Two more names have quietly disappeared from the halls of the U.S. Justice Department—individuals once tied to the federal prosecution efforts against Donald Trump. The silent shake-up, confirmed by multiple sources, brings the total number of ousted staff connected to Trump-related investigations to 17.
This latest round saw the dismissal of a lawyer once embedded in Special Counsel Jack Smith’s team, a figure also previously involved in the prosecution of Capitol rioters from January 6, 2021. Alongside them, a staffer in a supporting role was also shown the door. Both had since been reassigned to different DOJ divisions, but that offered no insulation.
The hand behind the axe? Attorney General Pam Bondi, say insiders.
January marked the first major wave: 14 attorneys dismissed in a single stroke. April followed with the quiet removal of a public affairs veteran who had been the voice of Smith’s office. Now, June adds two more casualties to this slow-drip purge.

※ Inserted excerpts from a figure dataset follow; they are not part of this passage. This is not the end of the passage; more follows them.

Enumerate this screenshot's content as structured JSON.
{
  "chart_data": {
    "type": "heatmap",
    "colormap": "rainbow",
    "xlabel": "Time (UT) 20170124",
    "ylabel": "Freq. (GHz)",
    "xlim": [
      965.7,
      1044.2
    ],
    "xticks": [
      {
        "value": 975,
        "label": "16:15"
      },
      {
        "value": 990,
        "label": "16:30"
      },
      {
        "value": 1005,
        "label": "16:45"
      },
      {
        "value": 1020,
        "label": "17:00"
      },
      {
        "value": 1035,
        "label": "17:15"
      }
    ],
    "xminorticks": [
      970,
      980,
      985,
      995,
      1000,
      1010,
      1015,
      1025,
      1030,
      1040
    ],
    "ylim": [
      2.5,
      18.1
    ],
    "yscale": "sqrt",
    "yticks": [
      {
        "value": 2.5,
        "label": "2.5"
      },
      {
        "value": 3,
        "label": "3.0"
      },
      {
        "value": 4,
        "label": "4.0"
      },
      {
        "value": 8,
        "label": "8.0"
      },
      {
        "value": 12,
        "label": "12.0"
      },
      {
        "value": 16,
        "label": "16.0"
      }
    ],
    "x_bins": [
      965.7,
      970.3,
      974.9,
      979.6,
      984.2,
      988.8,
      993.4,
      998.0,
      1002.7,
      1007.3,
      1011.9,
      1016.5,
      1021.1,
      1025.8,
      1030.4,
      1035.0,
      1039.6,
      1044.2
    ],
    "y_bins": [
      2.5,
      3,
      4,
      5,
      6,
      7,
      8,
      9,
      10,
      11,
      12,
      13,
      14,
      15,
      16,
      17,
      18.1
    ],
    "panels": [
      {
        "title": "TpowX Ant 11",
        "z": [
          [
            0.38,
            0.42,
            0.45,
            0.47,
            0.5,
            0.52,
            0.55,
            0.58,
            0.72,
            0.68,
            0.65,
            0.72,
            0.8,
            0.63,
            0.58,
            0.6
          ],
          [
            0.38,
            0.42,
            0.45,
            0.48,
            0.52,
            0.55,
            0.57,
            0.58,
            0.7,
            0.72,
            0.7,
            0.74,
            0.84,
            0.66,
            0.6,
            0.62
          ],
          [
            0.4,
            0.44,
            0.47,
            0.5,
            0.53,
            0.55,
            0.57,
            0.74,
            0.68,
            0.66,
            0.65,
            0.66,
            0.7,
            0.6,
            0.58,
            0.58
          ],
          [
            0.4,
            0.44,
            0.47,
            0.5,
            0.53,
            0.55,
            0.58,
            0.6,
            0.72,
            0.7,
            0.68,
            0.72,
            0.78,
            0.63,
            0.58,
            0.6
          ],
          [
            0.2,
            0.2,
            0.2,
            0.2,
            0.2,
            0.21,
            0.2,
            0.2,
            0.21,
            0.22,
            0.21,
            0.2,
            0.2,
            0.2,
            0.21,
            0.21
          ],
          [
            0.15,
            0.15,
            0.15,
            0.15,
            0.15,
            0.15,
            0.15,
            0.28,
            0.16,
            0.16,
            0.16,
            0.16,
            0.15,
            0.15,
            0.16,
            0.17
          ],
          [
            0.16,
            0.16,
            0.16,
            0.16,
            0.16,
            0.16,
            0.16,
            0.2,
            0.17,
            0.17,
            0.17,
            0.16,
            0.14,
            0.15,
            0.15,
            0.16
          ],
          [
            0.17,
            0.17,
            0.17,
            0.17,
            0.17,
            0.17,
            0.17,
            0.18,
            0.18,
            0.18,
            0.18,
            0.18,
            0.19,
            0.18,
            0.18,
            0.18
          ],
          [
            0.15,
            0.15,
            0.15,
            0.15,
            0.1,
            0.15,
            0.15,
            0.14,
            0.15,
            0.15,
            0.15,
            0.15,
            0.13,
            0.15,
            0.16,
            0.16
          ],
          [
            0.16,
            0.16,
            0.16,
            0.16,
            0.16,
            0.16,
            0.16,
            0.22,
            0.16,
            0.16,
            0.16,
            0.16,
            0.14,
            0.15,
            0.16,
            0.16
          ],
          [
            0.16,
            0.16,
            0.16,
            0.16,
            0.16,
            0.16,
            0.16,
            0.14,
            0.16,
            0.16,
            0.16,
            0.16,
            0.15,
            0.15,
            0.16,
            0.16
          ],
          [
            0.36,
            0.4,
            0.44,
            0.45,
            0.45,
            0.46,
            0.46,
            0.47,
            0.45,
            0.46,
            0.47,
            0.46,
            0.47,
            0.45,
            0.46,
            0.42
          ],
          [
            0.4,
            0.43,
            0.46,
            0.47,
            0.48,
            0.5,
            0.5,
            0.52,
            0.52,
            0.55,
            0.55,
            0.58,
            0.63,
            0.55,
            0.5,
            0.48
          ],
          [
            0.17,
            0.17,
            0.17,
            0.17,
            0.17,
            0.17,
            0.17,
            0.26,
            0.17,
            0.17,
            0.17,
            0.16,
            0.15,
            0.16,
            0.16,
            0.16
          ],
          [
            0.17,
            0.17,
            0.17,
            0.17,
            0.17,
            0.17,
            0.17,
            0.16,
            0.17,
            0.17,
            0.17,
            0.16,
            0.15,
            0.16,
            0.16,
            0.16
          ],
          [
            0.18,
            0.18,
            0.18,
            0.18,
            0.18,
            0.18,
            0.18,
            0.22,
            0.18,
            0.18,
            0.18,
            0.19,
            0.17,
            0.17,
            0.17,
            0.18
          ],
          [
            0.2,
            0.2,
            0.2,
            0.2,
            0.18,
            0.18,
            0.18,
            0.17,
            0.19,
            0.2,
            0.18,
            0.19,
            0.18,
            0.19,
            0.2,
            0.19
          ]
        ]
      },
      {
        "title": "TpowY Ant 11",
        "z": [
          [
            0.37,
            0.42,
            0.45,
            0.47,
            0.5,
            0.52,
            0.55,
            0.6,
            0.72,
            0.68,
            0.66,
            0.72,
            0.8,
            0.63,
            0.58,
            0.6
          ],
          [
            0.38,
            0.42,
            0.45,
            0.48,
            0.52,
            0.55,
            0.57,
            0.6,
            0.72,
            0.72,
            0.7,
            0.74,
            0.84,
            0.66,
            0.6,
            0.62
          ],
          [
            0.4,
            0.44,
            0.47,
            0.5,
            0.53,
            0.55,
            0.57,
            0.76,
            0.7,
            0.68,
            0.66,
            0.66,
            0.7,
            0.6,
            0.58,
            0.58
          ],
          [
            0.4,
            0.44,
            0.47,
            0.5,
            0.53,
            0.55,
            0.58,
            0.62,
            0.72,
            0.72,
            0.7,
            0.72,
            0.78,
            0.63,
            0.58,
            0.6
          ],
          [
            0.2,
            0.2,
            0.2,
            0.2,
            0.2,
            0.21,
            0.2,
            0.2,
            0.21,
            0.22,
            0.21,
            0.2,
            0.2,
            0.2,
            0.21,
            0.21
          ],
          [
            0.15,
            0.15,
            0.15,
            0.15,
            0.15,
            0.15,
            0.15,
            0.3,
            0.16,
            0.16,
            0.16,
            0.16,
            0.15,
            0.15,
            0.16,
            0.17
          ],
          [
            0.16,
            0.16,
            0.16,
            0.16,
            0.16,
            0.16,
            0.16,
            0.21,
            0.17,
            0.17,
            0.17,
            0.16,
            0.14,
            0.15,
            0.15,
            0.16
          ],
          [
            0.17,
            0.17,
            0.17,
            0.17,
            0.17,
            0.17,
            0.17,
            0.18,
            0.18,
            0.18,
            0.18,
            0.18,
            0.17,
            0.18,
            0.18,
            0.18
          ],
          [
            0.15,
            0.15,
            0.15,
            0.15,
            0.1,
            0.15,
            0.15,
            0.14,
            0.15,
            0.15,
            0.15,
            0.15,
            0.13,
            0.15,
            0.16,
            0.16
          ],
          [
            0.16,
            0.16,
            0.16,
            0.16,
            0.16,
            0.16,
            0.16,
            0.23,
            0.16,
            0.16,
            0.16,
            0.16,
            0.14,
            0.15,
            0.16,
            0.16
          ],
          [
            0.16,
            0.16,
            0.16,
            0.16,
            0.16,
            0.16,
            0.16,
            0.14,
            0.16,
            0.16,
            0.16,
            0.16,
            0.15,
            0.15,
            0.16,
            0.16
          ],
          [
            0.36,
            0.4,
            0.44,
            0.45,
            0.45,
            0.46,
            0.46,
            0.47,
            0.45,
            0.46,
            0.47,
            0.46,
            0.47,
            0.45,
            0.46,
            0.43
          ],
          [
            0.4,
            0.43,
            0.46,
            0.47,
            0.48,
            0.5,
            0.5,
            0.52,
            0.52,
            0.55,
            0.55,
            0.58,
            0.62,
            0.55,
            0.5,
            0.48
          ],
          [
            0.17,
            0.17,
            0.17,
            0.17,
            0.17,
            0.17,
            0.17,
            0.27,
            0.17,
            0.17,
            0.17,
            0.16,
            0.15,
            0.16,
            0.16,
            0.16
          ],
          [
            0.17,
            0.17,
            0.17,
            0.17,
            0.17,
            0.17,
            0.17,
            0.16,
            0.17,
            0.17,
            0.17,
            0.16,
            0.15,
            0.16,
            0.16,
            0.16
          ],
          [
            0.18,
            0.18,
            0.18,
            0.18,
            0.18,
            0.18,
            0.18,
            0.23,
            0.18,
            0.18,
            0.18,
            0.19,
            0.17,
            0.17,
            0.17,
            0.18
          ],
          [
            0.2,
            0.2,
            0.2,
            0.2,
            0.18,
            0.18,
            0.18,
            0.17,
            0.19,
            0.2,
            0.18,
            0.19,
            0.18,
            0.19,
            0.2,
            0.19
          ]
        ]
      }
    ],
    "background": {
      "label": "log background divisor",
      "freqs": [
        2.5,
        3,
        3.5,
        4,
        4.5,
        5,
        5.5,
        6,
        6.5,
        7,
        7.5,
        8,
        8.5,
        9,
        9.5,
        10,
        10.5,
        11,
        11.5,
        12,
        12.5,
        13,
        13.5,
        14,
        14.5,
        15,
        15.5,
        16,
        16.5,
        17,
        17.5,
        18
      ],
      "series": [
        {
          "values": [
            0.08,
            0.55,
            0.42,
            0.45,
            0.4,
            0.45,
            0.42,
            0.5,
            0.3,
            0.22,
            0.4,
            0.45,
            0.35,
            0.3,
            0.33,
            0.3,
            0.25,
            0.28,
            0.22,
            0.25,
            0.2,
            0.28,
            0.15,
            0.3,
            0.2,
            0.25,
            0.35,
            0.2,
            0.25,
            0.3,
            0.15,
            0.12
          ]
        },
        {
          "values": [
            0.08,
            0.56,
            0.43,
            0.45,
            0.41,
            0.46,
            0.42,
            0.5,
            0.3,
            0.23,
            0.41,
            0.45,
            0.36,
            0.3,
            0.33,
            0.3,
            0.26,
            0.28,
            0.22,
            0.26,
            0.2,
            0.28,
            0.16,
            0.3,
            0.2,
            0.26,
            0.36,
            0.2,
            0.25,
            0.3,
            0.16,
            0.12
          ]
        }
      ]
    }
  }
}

Publicly, the Department maintains silence. No press releases. No comments.
The backdrop, however, is thunderous. Donald Trump, now deep into his campaign trail, has made no secret of his ambition to settle scores and reshape federal institutions he believes were weaponized against him. Despite repeated denials from Smith’s team about political bias, the optics of these terminations suggest a sharp and purposeful realignment within the DOJ’s inner machinery.
Whether these moves are administrative house-cleaning or retribution masked in protocol, one thing is clear: the Justice Department is no longer the same agency that once pursued Trump in court. It’s being retooled, and fast.